ANyway got to go as he is currently preparing a trap in the garden for me to fall into... smile!! Hooray for some independent play!

HumphreyCobbler Wed 01-Jun-11 11:53:27

I take most away and just bring out one basket. Sometimes I set stuff up as I would in the classroom. It helps to keep their interest up. It is a godsend when clearing up at the end of the day too.

greencolorpack Wed 01-Jun-11 11:56:22

If play is hard for him on his own, why not make him your helper and let him do housework with you? It's practical and it might be more fun for him than being on his own. Not chopping with a whacking great knife or anything, but easy stuff. You can get some kitchen utensils that are child-friendly and not dangerous. It might make the housework more fun for you, too.

homeboys Wed 01-Jun-11 13:31:33

Message withdrawn

PeppaPigandGeorge Wed 01-Jun-11 14:20:14

I've just removed most of my 3 year old's toys from the bedroom and packed them away downstairs so I have to get them out for her. I had also reached the point where she was overwhelmed so couldn't really play with anything.
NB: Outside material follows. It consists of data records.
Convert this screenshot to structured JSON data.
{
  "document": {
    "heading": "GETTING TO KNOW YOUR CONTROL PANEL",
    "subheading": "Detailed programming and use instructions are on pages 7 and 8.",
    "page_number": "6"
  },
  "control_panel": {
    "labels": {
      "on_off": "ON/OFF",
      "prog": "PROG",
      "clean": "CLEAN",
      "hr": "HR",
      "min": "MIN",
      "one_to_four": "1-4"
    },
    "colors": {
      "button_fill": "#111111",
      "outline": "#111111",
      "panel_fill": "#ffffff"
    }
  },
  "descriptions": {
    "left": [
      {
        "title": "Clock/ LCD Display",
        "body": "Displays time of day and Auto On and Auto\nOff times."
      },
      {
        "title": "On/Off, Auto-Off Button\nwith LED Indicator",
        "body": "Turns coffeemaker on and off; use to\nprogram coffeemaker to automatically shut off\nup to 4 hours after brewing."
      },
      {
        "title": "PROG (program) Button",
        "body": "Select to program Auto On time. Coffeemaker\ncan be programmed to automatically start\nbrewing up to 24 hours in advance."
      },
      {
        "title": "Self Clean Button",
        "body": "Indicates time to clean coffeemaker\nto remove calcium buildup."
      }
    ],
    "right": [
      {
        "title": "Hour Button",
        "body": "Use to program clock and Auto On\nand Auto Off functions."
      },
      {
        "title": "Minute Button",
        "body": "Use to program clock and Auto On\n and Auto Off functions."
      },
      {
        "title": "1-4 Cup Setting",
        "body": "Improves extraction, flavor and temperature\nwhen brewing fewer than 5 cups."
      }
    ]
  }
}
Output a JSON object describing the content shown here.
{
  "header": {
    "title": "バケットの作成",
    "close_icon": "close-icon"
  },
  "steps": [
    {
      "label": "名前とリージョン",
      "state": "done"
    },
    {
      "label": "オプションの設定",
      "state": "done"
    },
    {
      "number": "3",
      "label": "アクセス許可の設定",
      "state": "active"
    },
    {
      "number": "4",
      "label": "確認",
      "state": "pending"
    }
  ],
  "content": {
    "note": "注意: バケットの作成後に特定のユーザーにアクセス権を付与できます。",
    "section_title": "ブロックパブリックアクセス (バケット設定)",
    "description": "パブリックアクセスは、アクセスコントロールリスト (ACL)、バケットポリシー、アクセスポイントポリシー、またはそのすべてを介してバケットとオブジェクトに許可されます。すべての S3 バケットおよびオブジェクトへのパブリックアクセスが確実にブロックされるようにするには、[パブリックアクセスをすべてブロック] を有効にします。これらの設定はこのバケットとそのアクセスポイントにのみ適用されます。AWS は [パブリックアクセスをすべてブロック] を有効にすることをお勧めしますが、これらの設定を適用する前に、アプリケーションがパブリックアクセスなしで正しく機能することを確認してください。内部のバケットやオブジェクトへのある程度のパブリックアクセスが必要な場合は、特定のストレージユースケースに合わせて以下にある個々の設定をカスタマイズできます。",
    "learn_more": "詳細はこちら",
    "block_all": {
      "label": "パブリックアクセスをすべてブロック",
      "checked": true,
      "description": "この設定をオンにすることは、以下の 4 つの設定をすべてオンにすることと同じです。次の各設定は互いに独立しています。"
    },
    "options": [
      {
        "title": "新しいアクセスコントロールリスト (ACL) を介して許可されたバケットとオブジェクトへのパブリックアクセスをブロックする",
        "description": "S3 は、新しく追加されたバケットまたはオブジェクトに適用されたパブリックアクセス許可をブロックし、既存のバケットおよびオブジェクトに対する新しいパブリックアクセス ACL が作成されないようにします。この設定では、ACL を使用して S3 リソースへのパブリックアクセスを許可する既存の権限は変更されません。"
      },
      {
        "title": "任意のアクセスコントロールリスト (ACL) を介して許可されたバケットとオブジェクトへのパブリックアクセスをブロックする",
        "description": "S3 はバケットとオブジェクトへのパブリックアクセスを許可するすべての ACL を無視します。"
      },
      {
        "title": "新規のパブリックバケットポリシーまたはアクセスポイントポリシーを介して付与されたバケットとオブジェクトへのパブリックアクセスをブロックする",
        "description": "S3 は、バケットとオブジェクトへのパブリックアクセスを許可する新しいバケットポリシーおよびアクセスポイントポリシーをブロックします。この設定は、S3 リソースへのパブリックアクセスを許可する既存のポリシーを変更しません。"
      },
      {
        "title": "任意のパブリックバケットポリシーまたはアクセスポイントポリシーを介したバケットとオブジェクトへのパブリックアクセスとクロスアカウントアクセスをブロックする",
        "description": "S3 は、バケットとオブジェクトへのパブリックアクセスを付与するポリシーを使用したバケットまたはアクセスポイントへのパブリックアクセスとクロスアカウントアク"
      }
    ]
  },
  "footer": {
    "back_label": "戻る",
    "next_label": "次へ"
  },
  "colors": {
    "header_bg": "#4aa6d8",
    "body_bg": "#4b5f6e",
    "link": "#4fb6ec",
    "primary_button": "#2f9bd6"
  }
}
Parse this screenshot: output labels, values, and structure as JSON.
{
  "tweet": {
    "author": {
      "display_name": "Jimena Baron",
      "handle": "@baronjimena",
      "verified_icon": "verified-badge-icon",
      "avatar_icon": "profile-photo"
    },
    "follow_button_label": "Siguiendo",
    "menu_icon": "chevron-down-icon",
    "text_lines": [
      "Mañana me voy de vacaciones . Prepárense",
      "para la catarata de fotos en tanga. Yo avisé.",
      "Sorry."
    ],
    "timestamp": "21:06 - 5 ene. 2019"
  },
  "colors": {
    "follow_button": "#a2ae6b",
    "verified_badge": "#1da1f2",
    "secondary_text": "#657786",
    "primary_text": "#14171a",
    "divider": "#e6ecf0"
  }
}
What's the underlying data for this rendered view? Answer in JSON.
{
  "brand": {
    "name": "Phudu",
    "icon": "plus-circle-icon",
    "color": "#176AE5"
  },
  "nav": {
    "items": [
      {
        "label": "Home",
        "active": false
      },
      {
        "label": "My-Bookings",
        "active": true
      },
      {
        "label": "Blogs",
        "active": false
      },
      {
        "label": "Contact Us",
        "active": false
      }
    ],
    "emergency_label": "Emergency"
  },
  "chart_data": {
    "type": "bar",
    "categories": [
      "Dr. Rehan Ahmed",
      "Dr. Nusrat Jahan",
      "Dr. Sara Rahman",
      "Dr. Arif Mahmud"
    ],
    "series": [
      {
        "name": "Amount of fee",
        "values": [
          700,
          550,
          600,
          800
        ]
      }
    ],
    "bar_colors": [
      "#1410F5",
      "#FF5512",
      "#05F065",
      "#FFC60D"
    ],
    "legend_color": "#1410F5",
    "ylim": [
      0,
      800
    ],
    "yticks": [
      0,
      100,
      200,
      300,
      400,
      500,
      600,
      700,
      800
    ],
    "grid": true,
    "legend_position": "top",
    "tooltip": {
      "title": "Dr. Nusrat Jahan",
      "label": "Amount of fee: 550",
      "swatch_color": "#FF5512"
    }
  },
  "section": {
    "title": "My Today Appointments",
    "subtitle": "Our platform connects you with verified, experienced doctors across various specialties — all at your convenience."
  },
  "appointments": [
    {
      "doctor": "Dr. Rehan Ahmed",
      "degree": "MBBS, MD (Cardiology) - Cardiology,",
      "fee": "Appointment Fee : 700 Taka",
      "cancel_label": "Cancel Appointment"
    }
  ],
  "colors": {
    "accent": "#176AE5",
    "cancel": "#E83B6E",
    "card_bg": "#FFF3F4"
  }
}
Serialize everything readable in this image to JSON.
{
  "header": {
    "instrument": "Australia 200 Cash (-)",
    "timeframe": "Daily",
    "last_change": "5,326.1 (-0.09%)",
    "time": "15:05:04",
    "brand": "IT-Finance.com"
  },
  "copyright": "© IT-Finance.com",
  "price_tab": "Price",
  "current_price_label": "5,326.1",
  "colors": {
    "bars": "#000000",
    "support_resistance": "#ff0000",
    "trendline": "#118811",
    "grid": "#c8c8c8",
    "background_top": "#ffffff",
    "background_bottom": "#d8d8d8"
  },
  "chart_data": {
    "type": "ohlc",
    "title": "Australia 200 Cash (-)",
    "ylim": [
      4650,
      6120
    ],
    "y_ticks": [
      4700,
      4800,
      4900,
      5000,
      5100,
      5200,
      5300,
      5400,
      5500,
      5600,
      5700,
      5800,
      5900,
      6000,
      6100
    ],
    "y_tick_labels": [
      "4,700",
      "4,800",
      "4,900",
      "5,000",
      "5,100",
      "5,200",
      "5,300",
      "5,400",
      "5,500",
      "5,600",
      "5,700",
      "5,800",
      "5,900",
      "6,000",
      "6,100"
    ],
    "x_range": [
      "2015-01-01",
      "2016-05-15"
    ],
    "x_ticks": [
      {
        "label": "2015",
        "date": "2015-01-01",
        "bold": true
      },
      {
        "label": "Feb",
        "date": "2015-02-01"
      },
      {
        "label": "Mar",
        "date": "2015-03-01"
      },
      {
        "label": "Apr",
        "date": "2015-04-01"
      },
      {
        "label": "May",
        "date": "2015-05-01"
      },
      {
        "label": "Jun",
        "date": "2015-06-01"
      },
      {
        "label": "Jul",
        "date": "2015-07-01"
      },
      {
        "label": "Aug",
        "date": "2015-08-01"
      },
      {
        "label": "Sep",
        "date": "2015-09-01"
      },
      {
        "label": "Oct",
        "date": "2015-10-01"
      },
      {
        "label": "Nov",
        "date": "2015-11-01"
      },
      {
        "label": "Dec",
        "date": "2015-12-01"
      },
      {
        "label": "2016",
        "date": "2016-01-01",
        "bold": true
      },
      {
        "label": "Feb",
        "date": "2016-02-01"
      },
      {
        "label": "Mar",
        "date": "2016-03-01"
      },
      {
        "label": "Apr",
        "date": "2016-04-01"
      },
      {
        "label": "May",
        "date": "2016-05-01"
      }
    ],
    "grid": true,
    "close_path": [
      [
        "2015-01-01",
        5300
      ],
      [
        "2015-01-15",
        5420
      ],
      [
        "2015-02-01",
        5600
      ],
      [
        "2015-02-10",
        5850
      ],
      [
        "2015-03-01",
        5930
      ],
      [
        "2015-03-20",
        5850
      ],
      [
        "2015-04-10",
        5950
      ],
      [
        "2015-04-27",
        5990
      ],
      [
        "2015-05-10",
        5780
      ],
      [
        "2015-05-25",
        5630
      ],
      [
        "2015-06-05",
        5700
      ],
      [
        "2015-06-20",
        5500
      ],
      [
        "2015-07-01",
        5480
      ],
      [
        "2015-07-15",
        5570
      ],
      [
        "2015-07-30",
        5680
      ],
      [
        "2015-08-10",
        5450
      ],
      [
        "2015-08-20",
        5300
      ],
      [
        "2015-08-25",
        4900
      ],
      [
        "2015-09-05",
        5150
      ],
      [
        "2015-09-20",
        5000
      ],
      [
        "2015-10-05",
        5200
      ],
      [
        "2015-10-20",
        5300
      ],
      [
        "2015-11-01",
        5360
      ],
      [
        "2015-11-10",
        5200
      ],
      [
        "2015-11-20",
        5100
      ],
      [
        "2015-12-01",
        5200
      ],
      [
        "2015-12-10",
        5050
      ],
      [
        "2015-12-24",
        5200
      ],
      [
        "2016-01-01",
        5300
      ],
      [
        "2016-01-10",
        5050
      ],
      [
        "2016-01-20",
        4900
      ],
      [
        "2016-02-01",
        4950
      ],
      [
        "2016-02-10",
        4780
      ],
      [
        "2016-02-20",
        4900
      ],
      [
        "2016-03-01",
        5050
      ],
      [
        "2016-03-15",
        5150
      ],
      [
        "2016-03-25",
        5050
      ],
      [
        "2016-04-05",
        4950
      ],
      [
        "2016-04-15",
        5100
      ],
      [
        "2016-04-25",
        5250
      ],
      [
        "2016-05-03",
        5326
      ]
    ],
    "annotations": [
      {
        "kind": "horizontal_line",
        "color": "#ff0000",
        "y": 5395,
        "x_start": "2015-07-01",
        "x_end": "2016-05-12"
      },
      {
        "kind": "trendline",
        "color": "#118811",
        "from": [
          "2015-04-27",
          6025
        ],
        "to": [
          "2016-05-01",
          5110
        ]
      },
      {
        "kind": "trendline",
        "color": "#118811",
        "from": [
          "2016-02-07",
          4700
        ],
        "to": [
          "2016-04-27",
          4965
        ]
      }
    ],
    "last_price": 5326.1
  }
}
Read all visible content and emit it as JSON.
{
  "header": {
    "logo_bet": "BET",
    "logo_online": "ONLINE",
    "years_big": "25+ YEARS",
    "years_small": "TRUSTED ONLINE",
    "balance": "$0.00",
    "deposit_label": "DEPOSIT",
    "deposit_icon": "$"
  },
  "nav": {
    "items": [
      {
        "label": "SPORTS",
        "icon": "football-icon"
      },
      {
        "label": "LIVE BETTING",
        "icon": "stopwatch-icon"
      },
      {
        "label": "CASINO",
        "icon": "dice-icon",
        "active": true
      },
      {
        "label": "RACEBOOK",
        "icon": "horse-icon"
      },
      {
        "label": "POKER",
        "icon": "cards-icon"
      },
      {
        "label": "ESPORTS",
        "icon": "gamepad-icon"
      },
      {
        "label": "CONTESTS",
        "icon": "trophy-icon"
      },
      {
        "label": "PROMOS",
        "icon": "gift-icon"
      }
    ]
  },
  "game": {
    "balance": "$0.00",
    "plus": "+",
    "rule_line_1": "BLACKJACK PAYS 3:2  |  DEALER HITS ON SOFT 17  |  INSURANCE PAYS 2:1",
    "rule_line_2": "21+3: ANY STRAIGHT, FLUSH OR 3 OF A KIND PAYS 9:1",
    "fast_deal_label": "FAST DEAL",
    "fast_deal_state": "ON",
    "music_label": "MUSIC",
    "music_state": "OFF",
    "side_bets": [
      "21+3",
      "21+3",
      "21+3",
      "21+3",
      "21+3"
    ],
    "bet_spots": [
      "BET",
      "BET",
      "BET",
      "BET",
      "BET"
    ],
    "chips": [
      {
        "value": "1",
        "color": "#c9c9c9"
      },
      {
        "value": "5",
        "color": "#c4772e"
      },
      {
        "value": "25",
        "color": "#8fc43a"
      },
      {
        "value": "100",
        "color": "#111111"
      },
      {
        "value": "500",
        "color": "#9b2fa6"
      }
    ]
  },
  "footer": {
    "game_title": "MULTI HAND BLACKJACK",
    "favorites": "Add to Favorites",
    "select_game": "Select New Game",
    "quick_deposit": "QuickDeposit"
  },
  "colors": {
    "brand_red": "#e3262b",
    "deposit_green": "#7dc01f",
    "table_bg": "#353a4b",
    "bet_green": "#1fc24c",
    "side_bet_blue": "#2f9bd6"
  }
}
We're still in the process of doing it. Agree with homeboys about having one type of each toy out. I've boxed ours up by type - so we now have music / songtime box, a little world box, a craft box, educational / alphabet box etc etc. It really helps and I am starting to do what humphrey suggests - the class room set up. We even do story time on the mat!! I also find this helps with having more than one - it allows me to play with them both. I am even getting rid of the ELC kitchen and have got a smaller one that can be stored away more easily.

PeppaPigandGeorge Wed 01-Jun-11 14:24:40

I 've also just looked at the link in pipkin's post - I really like the coloured sand timer idea in the article and am just off to order one on Amazon! So when you say I'm just going to.... for 2 minutes, they have something tangible to get an idea of how long that is - i.e. when the sand runs out.

AlaskaHQ Wed 01-Jun-11 15:23:10

I do one good "play" session each day and plan in advance what we might do. Eg, "right today we are going to get out the model farm", or "trainset", or "lego". And play with him (DS 4.5) for a good 20 minutes plus with it ... he then gets into it, and will keep playing on his own, but needed someone to motivate him first.

If I didn't do that, I am pretty sure that half of our fab toy collection would never be played with.